集団凝集性 〜いけにえと結束力〜

組織はいけにえをささげることによって団結が高まる

自らが愛着の対象とする集団を内集団、嫌悪や敵意の対象となる集団を外集団といいました。敵(外集団)がいると集団の結束力が高まるという理屈です。これは日常的なレベルで経験がありますね。

ワールドカップでは、普段意識しない「日本」という集団が強く意識されます。服なんかもブルーで統一したりして。これは外部に敵(外集団)が現れることによって、日本(内集団)が団結するためです。似たようなことが、政治、学校、企業、家族、グループなどで発生します。集団の構成員は少なくても多くても、同じようなメカニズムで発生します。このようにして集団凝集性は高まるのでした。

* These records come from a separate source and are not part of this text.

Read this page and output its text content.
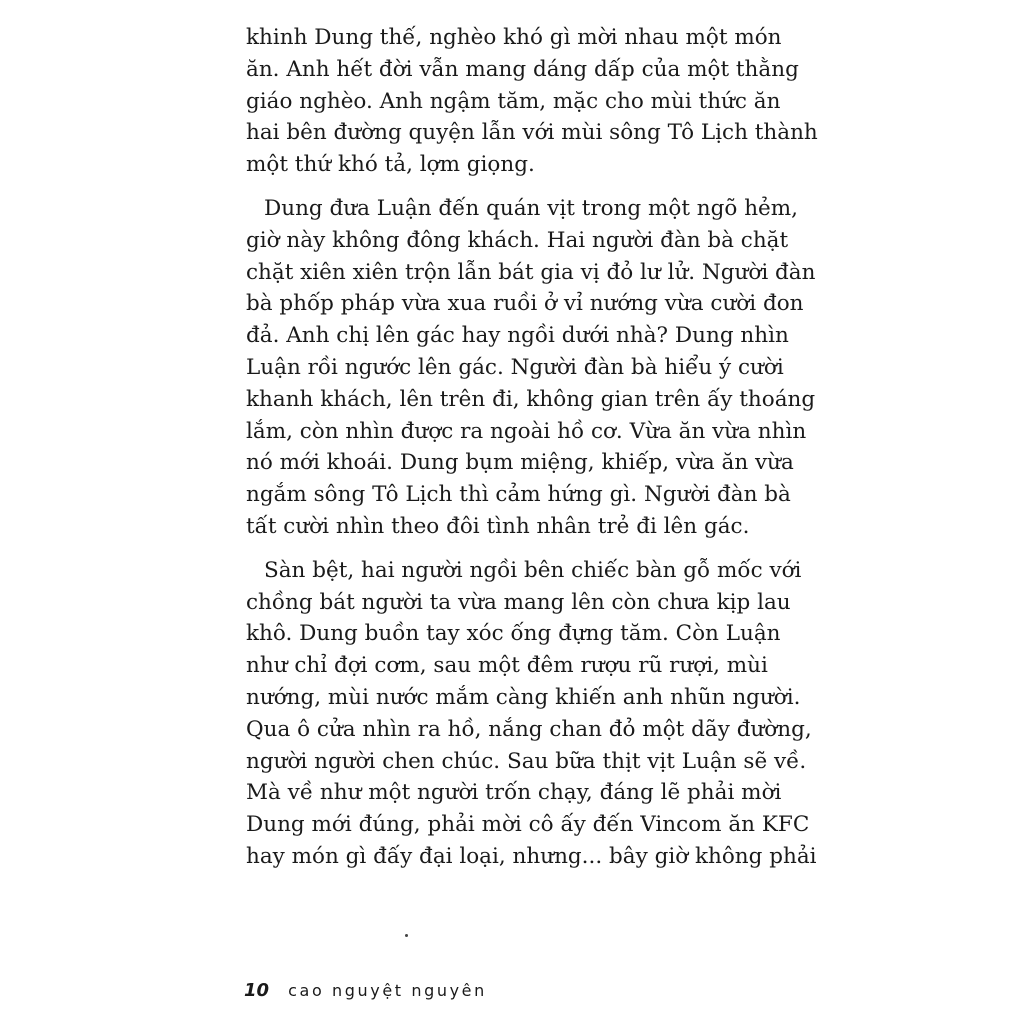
khinh Dung thế, nghèo khó gì mời nhau một món
ăn. Anh hết đời vẫn mang dáng dấp của một thằng
giáo nghèo. Anh ngậm tăm, mặc cho mùi thức ăn
hai bên đường quyện lẫn với mùi sông Tô Lịch thành
một thứ khó tả, lợm giọng.

Dung đưa Luận đến quán vịt trong một ngõ hẻm,
giờ này không đông khách. Hai người đàn bà chặt
chặt xiên xiên trộn lẫn bát gia vị đỏ lư lử. Người đàn
bà phốp pháp vừa xua ruồi ở vỉ nướng vừa cười đon
đả. Anh chị lên gác hay ngồi dưới nhà? Dung nhìn
Luận rồi ngước lên gác. Người đàn bà hiểu ý cười
khanh khách, lên trên đi, không gian trên ấy thoáng
lắm, còn nhìn được ra ngoài hồ cơ. Vừa ăn vừa nhìn
nó mới khoái. Dung bụm miệng, khiếp, vừa ăn vừa
ngắm sông Tô Lịch thì cảm hứng gì. Người đàn bà
tất cười nhìn theo đôi tình nhân trẻ đi lên gác.

Sàn bệt, hai người ngồi bên chiếc bàn gỗ mốc với
chồng bát người ta vừa mang lên còn chưa kịp lau
khô. Dung buồn tay xóc ống đựng tăm. Còn Luận
như chỉ đợi cơm, sau một đêm rượu rũ rượi, mùi
nướng, mùi nước mắm càng khiến anh nhũn người.
Qua ô cửa nhìn ra hồ, nắng chan đỏ một dãy đường,
người người chen chúc. Sau bữa thịt vịt Luận sẽ về.
Mà về như một người trốn chạy, đáng lẽ phải mời
Dung mới đúng, phải mời cô ấy đến Vincom ăn KFC
hay món gì đấy đại loại, nhưng... bây giờ không phải

10 cao nguyệt nguyên
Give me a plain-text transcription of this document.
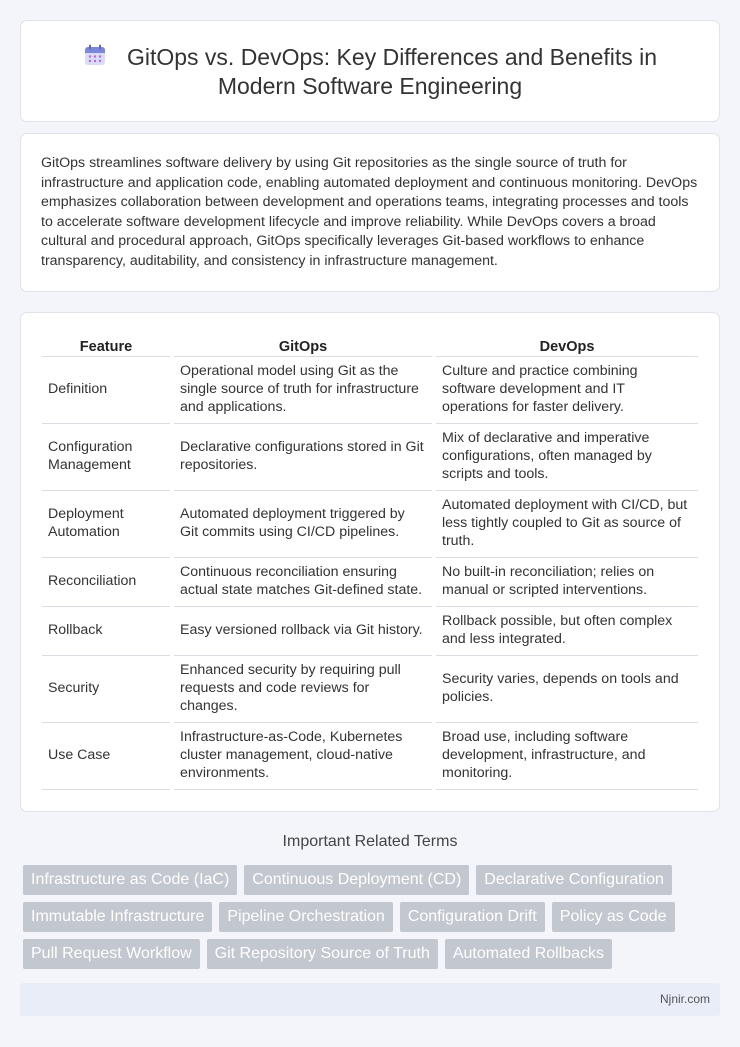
GitOps vs. DevOps: Key Differences and Benefits in Modern Software Engineering

GitOps streamlines software delivery by using Git repositories as the single source of truth for infrastructure and application code, enabling automated deployment and continuous monitoring. DevOps emphasizes collaboration between development and operations teams, integrating processes and tools to accelerate software development lifecycle and improve reliability. While DevOps covers a broad cultural and procedural approach, GitOps specifically leverages Git-based workflows to enhance transparency, auditability, and consistency in infrastructure management.

Feature		GitOps		DevOps
Definition		Operational model using Git as the single source of truth for infrastructure and applications.		Culture and practice combining software development and IT operations for faster delivery.
Configuration Management		Declarative configurations stored in Git repositories.		Mix of declarative and imperative configurations, often managed by scripts and tools.
Deployment Automation		Automated deployment triggered by Git commits using CI/CD pipelines.		Automated deployment with CI/CD, but less tightly coupled to Git as source of truth.
Reconciliation		Continuous reconciliation ensuring actual state matches Git-defined state.		No built-in reconciliation; relies on manual or scripted interventions.
Rollback		Easy versioned rollback via Git history.		Rollback possible, but often complex and less integrated.
Security		Enhanced security by requiring pull requests and code reviews for changes.		Security varies, depends on tools and policies.
Use Case		Infrastructure-as-Code, Kubernetes cluster management, cloud-native environments.		Broad use, including software development, infrastructure, and monitoring.
Important Related Terms
Infrastructure as Code (IaC)	Continuous Deployment (CD)	Declarative Configuration
Immutable Infrastructure	Pipeline Orchestration	Configuration Drift	Policy as Code
Pull Request Workflow	Git Repository Source of Truth	Automated Rollbacks
Njnir.com
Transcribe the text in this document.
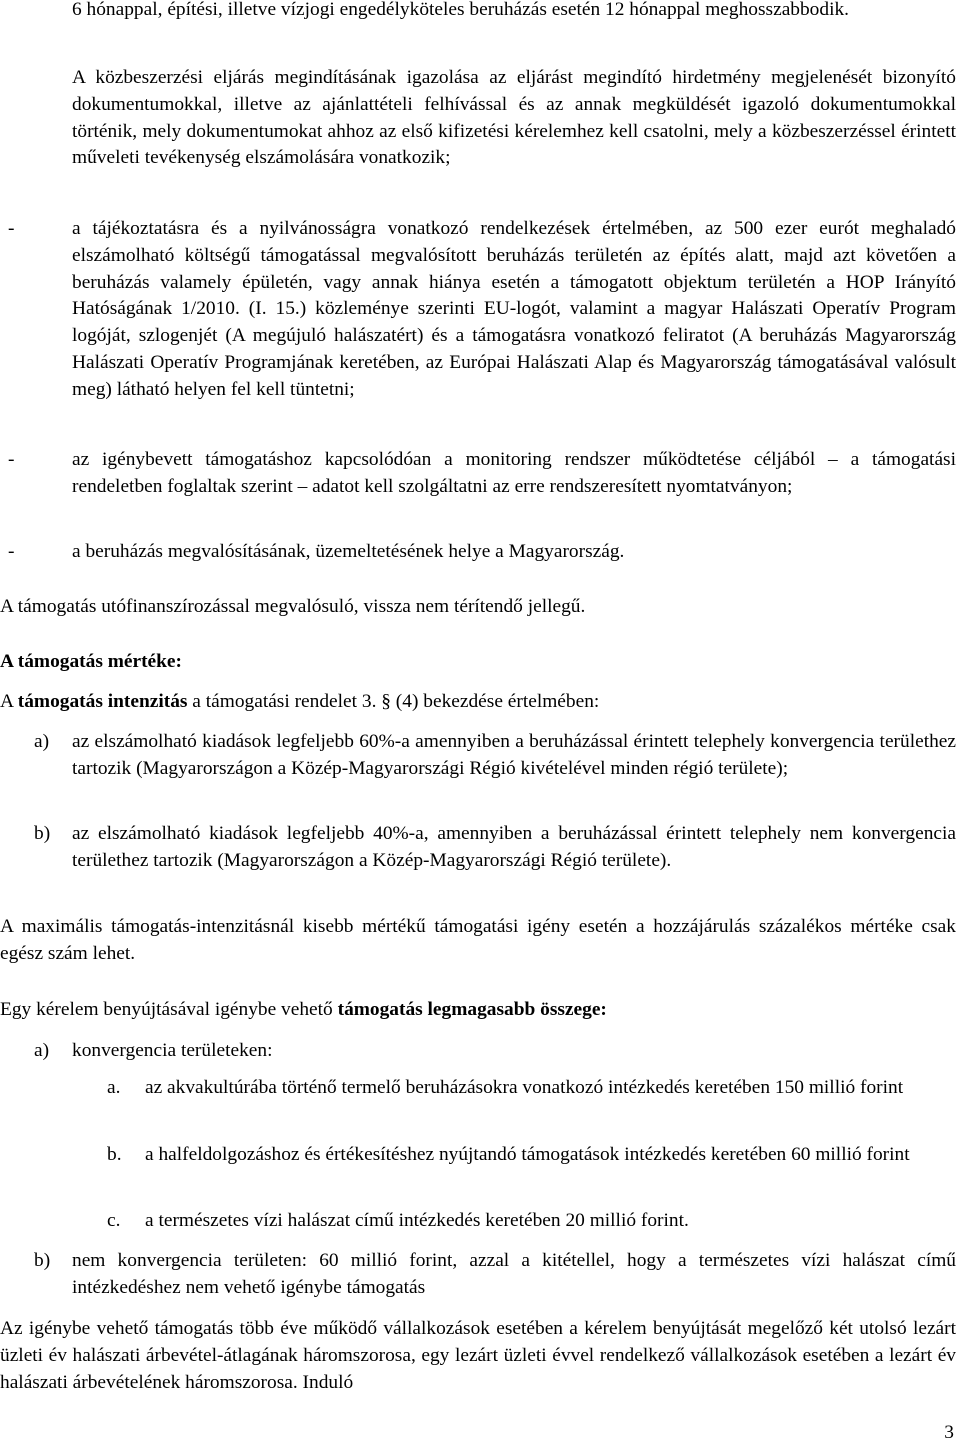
6 hónappal, építési, illetve vízjogi engedélyköteles beruházás esetén 12 hónappal meghosszabbodik.
A közbeszerzési eljárás megindításának igazolása az eljárást megindító hirdetmény megjelenését bizonyító dokumentumokkal, illetve az ajánlattételi felhívással és az annak megküldését igazoló dokumentumokkal történik, mely dokumentumokat ahhoz az első kifizetési kérelemhez kell csatolni, mely a közbeszerzéssel érintett műveleti tevékenység elszámolására vonatkozik;
-	a tájékoztatásra és a nyilvánosságra vonatkozó rendelkezések értelmében, az 500 ezer eurót meghaladó elszámolható költségű támogatással megvalósított beruházás területén az építés alatt, majd azt követően a beruházás valamely épületén, vagy annak hiánya esetén a támogatott objektum területén a HOP Irányító Hatóságának 1/2010. (I. 15.) közleménye szerinti EU-logót, valamint a magyar Halászati Operatív Program logóját, szlogenjét (A megújuló halászatért) és a támogatásra vonatkozó feliratot (A beruházás Magyarország Halászati Operatív Programjának keretében, az Európai Halászati Alap és Magyarország támogatásával valósult meg) látható helyen fel kell tüntetni;
-	az igénybevett támogatáshoz kapcsolódóan a monitoring rendszer működtetése céljából – a támogatási rendeletben foglaltak szerint – adatot kell szolgáltatni az erre rendszeresített nyomtatványon;
-	a beruházás megvalósításának, üzemeltetésének helye a Magyarország.
A támogatás utófinanszírozással megvalósuló, vissza nem térítendő jellegű.
A támogatás mértéke:
A támogatás intenzitás a támogatási rendelet 3. § (4) bekezdése értelmében:
a) az elszámolható kiadások legfeljebb 60%-a amennyiben a beruházással érintett telephely konvergencia területhez tartozik (Magyarországon a Közép-Magyarországi Régió kivételével minden régió területe);
b) az elszámolható kiadások legfeljebb 40%-a, amennyiben a beruházással érintett telephely nem konvergencia területhez tartozik (Magyarországon a Közép-Magyarországi Régió területe).
A maximális támogatás-intenzitásnál kisebb mértékű támogatási igény esetén a hozzájárulás százalékos mértéke csak egész szám lehet.
Egy kérelem benyújtásával igénybe vehető támogatás legmagasabb összege:
a) konvergencia területeken:
a. az akvakultúrába történő termelő beruházásokra vonatkozó intézkedés keretében 150 millió forint
b. a halfeldolgozáshoz és értékesítéshez nyújtandó támogatások intézkedés keretében 60 millió forint
c. a természetes vízi halászat című intézkedés keretében 20 millió forint.
b) nem konvergencia területen: 60 millió forint, azzal a kitétellel, hogy a természetes vízi halászat című intézkedéshez nem vehető igénybe támogatás
Az igénybe vehető támogatás több éve működő vállalkozások esetében a kérelem benyújtását megelőző két utolsó lezárt üzleti év halászati árbevétel-átlagának háromszorosa, egy lezárt üzleti évvel rendelkező vállalkozások esetében a lezárt év halászati árbevételének háromszorosa. Induló
3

しかし、集団凝集性を高めるもうひとつの方法があります。それは、内集団内に内なる外集団を見出し、それを攻撃することによって集団凝集性を高めるというやり方です。たとえば、5人の仲良し(に見える)グループがいたとします。そこでは、いつも1人が邪険に扱われ、裏で悪口を言われたりすることがあります。もしかすると、表で直接文句を言われたりいじめられたりしているかもしれません。このように、1人の敵を作り出し、その敵対感情や悪口を共有することにより集団の結束を高めることがあります。

もしこのいけにえ(スケープゴート)がその集団から離脱したらあとの4人はどうなるのでしょうか。

当然、結束が弱まりますので次の敵を探すことになります。それが外集団なのか、内集団内部のスケープゴートなのかはわかりません。しかし、もともと集団凝集性がないはかない集団なのですから、人為的に凝集性を作り出すしかないのです。こうしていじめなどが発生する土壌ができあがります。

なお、内集団のスケープゴートはその組織を離れてしまえばよさそうなものですが、1人になると孤独が待っています。孤独の苦しみとスケープゴートの苦しみのジレンマに陥りながら、しかたなく集団に所属し続けることになります。

パワハラやメンタルヘルス不調のメカニズムもこの理屈と無関係ではありません。